Mixture of essential fatty acids lowers test anxiety.

Test anxiety is an incapacitating academic syndrome. This study shows that administration of a polyunsaturated fatty acid mixture of omega-3 and -6 can improve the behavioral variables associated with this type of anxiety, i.e. appetite, mood, mental concentration, fatigue, academic organization and poor sleep, as well as lowering elevated cortisol level, with a corresponding reduction of anxiety.

The effects of an essential fatty acid compound and a cholecystokinin-8 antagonist on iron deficiency induced anorexia and learning deficits.

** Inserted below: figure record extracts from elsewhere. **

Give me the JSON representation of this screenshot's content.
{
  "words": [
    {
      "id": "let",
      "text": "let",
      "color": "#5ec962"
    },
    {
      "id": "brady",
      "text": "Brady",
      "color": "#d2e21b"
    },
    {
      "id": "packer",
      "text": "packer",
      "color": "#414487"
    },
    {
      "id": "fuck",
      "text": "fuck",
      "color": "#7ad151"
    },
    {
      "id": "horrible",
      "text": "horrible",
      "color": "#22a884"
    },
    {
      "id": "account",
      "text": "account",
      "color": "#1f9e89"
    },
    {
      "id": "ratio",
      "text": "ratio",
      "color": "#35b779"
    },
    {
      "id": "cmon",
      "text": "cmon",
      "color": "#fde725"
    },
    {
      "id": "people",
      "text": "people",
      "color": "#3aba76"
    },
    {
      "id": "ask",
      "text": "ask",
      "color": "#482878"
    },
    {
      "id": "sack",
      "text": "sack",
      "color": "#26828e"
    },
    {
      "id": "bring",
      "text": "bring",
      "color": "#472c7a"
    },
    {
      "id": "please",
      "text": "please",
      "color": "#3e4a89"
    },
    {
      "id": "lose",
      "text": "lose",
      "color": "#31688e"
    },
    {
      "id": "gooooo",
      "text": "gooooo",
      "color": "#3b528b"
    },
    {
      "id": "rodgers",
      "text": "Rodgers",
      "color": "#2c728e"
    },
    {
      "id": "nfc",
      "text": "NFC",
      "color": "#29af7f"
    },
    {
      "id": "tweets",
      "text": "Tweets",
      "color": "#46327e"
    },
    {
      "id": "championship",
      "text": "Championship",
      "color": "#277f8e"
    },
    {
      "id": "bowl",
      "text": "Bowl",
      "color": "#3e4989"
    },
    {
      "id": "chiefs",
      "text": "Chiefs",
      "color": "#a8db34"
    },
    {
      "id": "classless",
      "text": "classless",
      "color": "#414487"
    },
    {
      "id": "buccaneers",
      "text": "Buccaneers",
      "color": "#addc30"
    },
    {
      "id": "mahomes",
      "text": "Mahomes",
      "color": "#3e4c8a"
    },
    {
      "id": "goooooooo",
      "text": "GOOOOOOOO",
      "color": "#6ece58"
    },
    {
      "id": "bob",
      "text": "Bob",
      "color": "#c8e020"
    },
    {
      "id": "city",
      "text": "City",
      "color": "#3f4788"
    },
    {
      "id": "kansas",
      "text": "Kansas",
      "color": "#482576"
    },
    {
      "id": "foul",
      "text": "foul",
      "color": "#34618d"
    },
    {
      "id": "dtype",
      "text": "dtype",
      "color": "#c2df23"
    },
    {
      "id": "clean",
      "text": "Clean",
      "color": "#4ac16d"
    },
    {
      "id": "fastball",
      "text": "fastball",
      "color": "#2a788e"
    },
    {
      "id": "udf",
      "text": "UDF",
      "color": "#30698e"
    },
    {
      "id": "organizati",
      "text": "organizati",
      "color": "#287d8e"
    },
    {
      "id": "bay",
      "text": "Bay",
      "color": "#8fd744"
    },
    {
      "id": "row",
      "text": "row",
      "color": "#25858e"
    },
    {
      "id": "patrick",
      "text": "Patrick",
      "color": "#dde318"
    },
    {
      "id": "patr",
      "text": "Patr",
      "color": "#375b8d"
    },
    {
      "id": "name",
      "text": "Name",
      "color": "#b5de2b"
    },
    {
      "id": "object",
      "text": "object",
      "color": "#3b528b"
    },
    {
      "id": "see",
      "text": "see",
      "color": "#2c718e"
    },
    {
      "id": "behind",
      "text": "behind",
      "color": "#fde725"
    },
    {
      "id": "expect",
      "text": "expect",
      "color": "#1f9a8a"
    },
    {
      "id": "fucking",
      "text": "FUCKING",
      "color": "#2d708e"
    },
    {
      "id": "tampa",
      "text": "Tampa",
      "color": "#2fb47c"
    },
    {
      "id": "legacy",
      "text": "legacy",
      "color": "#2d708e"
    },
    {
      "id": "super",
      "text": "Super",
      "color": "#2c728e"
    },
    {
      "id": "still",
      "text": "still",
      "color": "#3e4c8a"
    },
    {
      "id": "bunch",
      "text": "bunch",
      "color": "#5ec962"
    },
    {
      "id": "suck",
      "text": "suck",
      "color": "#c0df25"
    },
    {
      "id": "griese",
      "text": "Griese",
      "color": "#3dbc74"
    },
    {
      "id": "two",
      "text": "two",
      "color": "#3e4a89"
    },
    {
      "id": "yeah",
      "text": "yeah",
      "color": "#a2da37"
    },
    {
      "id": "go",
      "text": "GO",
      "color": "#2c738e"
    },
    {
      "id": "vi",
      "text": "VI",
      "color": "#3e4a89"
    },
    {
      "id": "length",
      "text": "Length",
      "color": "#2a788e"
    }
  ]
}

Iron deficiency (ID) is among the most common nutritional diseases, causing deleterious effects that include decreases in cognitive function and weight loss. The ID also induces a reduction in the number and affinity of dopaminergic D2 receptors. The new finding that ID induces an increase in the pancreas cells, leads to the hypothesis that cholecystokinin-8 (CCK-8) is involved in the ID effects. The level of CCK-8 was higher among ID rats, compared with normal rats. The ID rats in our study were anorectic and performed poorly in learning tests (Morris water maze and passive avoidance learning). Essential fatty acids (EFA) mediate dopamine activity and have been found to rehabilitate learning deficits. Treatment with a fatty acid compound blocked both the learning deficits and the anorexia, while a CCK-8 antagonist was successful only against the anorectic effects.